Intégrer l’enfant dans une structure collective socialise l’enfant mais permet également à ses parents et à sa mère en particulier de maintenir des liens sociaux.

Un accueil précoce est un atout majeur pour l’enfant handicapé ou malade car ainsi il démontre qu’il a acquis une aptitude à vivre en collectivité dès son plus jeune âge. Cela peut être une porte d’entrée pour sa scolarisation en milieu ordinaire, une preuve pour la future école qu’il peut être admis parmi les enfants valides

 

3- La mixité : une richesse pour tous

 

Citons Cécile Herrou, créatrice de la structure «  La Maison Dagobert »,   dans son livre « l’intégration collective des jeunes enfants handicapés » : 
« Comme les autres, l’enfant porteur d’un handicap, quelle qu’en soit la nature ou la gravité, a besoin de vivre parmi les siens, au sein de sa famille mais aussi avec ceux de sa classe d’âge. (…) 
Nous savons combien apprendre à se séparer, c'est-à-dire savoir partir, revenir, se retrouver, est important pour toute la vie. (…) 
Habituellement, l’intégration est pratiquée de manière individuelle, c'est-à-dire qu’elle consiste à accueillir un seul enfant handicapé dans un groupe d’enfants normaux. 
Une recherche (…) a montré la solitude de l’enfant handicapé dans un tel groupe. (…). Nous concluons que l’enfant handicapé doit pouvoir rencontrer à la fois des enfants « normaux » et être au contact d’enfants porteurs d’une anomalie, comme lui, car tout enfant a besoin de rencontrer des enfants qui lui ressemblent. 

 

Ce choix de permettre aux enfants, valides ou non, de vivre ensemble au sein d’une structure d’accueil adaptée, n’est pas évident à appréhender au premier abord, surtout pour les familles d’enfants valides, qui peuvent se demander comment leur enfant va réagir : va-t-il s’apercevoir des différences ? Va-t-il les imiter ? Va-t-il apprécier cette mixité ? En bref, ce mélange est-il néfaste ou bénéfique pour mon enfant ?

 

Les enfants de cette tranche d’âge n’ont pas d’à priori comme les adultes sur le handicap. Le fait de vivre avec des enfants différents dès le plus jeune âge c’est leur donner la possibilité de ne pas avoir d’appréhension par la suite quand ils seront de nouveau confrontés à la différence.

 
Certains parents sont déjà ouverts à la différence, de par leur métier, leur histoire familiale, leur entourage ou leurs valeurs, leur acceptation de la mixité se fait alors plus aisément, d’autant que souvent, à leurs yeux, une équipe professionnelle capable de prendre en charge l’éveil et le bien-être de tout-petits handicapés ou malades est alors une équipe performante et dynamique, souvent plus réceptive et sensible qu’une autre.  

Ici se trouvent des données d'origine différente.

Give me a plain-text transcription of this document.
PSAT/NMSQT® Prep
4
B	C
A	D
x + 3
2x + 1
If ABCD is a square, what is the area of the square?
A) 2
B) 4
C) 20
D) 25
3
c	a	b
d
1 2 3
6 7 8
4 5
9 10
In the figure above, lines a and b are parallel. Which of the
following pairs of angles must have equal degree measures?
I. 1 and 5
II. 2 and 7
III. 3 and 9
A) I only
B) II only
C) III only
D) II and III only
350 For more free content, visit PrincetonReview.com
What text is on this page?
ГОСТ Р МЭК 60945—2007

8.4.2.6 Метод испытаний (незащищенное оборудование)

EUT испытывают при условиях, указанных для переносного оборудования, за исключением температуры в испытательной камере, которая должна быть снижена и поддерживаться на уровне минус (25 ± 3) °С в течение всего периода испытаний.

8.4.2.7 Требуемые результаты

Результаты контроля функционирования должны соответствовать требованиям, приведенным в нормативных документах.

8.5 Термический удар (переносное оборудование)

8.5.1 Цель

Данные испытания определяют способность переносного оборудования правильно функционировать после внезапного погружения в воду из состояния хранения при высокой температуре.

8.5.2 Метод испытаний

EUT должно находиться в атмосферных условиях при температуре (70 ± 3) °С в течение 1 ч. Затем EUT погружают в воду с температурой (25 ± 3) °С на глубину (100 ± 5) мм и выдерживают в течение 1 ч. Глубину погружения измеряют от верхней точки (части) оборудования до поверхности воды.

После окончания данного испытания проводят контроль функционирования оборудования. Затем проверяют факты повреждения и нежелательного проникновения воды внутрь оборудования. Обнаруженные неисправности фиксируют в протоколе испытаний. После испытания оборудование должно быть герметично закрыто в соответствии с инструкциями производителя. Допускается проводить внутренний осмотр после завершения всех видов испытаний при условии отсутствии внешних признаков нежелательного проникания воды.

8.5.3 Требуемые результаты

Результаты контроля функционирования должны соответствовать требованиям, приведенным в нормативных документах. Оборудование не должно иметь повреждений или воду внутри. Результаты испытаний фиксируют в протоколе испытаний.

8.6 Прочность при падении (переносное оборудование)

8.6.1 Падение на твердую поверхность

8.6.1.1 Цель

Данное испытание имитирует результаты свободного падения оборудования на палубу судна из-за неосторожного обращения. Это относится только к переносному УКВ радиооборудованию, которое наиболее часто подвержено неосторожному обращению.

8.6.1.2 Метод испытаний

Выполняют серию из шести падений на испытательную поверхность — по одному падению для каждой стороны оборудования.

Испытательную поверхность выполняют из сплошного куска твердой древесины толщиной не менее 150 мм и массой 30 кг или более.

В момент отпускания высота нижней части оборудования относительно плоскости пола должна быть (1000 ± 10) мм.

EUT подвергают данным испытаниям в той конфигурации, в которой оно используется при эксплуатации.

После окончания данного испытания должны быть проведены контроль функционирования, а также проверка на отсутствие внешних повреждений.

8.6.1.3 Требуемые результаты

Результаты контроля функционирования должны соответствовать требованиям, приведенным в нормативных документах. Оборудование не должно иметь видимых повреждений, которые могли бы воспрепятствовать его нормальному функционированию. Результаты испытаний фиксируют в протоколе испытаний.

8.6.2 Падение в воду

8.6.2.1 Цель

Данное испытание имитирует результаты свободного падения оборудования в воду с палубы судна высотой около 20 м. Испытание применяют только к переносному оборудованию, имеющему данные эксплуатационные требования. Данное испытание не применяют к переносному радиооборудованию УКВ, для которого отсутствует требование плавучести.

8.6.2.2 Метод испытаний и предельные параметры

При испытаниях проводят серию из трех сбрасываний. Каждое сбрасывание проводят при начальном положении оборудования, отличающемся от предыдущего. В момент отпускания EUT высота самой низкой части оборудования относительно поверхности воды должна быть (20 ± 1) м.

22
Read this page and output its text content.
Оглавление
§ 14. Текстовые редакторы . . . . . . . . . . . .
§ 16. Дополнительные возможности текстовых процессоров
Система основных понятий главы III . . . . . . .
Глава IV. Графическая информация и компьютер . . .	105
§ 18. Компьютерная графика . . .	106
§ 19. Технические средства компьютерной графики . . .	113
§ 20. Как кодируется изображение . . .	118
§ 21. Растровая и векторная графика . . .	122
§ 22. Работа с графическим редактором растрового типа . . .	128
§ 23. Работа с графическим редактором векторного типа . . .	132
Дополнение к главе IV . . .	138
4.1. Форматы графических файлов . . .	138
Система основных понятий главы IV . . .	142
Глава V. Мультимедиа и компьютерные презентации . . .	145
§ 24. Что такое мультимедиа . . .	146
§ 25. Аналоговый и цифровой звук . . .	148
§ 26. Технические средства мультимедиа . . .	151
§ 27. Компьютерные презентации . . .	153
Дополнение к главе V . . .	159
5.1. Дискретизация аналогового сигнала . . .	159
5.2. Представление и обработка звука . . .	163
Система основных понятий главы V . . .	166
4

Quant aux autres parents, ils ont besoin d’être rassurés sur le bien-fondé d’une structure mixte, pour leurs enfants comme pour eux. La mixité peut dédramatiser et transformer le regard sur le handicap et la maladie.
Les parents d’enfants handicapés eux-mêmes apportent énormément à l’équipe professionnelle mais aussi aux autres parents : ils sont là pour témoigner de leur vie quotidienne, des soins et gestes à adopter avec leur enfant, des ses aptitudes et de ses centres d’intérêts. Dans cet échange constructif, ils se sentent également reconnus dans leur rôle de parent, à part entière.

 
La mixité permet aussi l’accueil de fratries, dont l’un des enfants peut être refusé dans une structure d’accueil ordinaire.